The balance sheet is strong with net cash of 14.8b yen. Adding its investment securities (at market) to net current assets results in 24.3b yen of minimum realizable value.

The stock currently sells for 15.5b yen (746 yen/share) – at a 36% discount to minimum liquidation value and under 5x free cash flows.

Interestingly, this company was subject to a tender offer in the last month by TS Tech – a customer of the company – for 930 yen/share. As a result, it ended up raising its stake from 3% to 28% currently.

It also entered into a “Capital and business alliance” agreement with management to raise its stake to 34% via a share issue – likely by the end of January above 840 yen/share. Management asserts that such a partnership will help expand the company’s business by combining manufacturing, research, and sales capabilities.

As part of the tender offer, management commissioned a securities firm to helpfully value the shares.
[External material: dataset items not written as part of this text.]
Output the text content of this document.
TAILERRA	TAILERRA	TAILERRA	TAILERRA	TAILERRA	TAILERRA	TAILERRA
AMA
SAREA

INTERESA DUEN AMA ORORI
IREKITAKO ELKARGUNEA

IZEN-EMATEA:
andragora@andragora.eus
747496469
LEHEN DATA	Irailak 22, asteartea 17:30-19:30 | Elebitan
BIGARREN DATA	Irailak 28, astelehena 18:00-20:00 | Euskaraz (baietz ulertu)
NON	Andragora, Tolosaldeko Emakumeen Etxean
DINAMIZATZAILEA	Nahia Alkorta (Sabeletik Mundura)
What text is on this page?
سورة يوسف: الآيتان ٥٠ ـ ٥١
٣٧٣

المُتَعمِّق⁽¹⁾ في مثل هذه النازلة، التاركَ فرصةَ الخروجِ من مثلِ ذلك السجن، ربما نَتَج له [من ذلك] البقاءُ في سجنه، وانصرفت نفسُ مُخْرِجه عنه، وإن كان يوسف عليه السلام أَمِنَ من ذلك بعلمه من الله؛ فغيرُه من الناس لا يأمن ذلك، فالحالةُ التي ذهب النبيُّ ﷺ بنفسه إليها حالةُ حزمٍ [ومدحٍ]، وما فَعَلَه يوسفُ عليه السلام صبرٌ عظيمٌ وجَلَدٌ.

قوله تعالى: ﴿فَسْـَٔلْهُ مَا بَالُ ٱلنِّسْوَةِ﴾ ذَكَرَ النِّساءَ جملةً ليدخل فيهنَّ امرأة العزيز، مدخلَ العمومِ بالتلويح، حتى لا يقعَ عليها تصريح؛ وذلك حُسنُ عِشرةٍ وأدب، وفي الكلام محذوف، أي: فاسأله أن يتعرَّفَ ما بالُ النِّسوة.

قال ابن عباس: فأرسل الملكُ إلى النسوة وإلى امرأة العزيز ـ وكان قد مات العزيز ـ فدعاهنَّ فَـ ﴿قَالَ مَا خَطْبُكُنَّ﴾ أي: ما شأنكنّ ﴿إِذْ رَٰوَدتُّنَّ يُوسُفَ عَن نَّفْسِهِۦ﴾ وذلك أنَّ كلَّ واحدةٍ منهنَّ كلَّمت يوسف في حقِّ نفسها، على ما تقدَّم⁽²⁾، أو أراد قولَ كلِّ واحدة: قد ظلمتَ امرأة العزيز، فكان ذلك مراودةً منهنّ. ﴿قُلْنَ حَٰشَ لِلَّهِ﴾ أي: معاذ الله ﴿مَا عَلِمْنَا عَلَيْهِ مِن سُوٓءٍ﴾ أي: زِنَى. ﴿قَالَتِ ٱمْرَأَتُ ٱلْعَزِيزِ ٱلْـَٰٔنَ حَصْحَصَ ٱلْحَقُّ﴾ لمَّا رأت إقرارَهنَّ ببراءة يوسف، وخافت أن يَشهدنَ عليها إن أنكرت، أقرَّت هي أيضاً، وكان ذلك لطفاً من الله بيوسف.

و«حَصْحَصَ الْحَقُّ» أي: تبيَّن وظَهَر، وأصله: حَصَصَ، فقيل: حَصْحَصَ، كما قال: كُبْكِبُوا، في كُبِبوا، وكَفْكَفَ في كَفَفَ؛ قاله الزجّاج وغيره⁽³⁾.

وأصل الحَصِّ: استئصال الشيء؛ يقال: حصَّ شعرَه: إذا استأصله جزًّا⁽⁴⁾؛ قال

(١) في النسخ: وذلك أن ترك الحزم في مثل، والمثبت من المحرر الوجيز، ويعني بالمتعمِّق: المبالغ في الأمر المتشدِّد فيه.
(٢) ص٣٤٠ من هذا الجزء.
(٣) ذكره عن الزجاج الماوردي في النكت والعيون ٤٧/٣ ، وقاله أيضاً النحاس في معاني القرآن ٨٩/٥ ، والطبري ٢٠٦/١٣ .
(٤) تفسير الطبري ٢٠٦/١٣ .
Though it wasn’t a fairness opinion, values ranged from 765 to 1197 yen using comparable companies, and 925 to 1410 yen using discounted cash flows (which used management’s estimates for business performance to 2023).

Even accounting for the proposed share issue (at a premium to the current share price), the shares appear to be selling at a sufficient discount to a fair assessment of value – and certainly on the basis of liquidation value and cash flows – to warrant investment.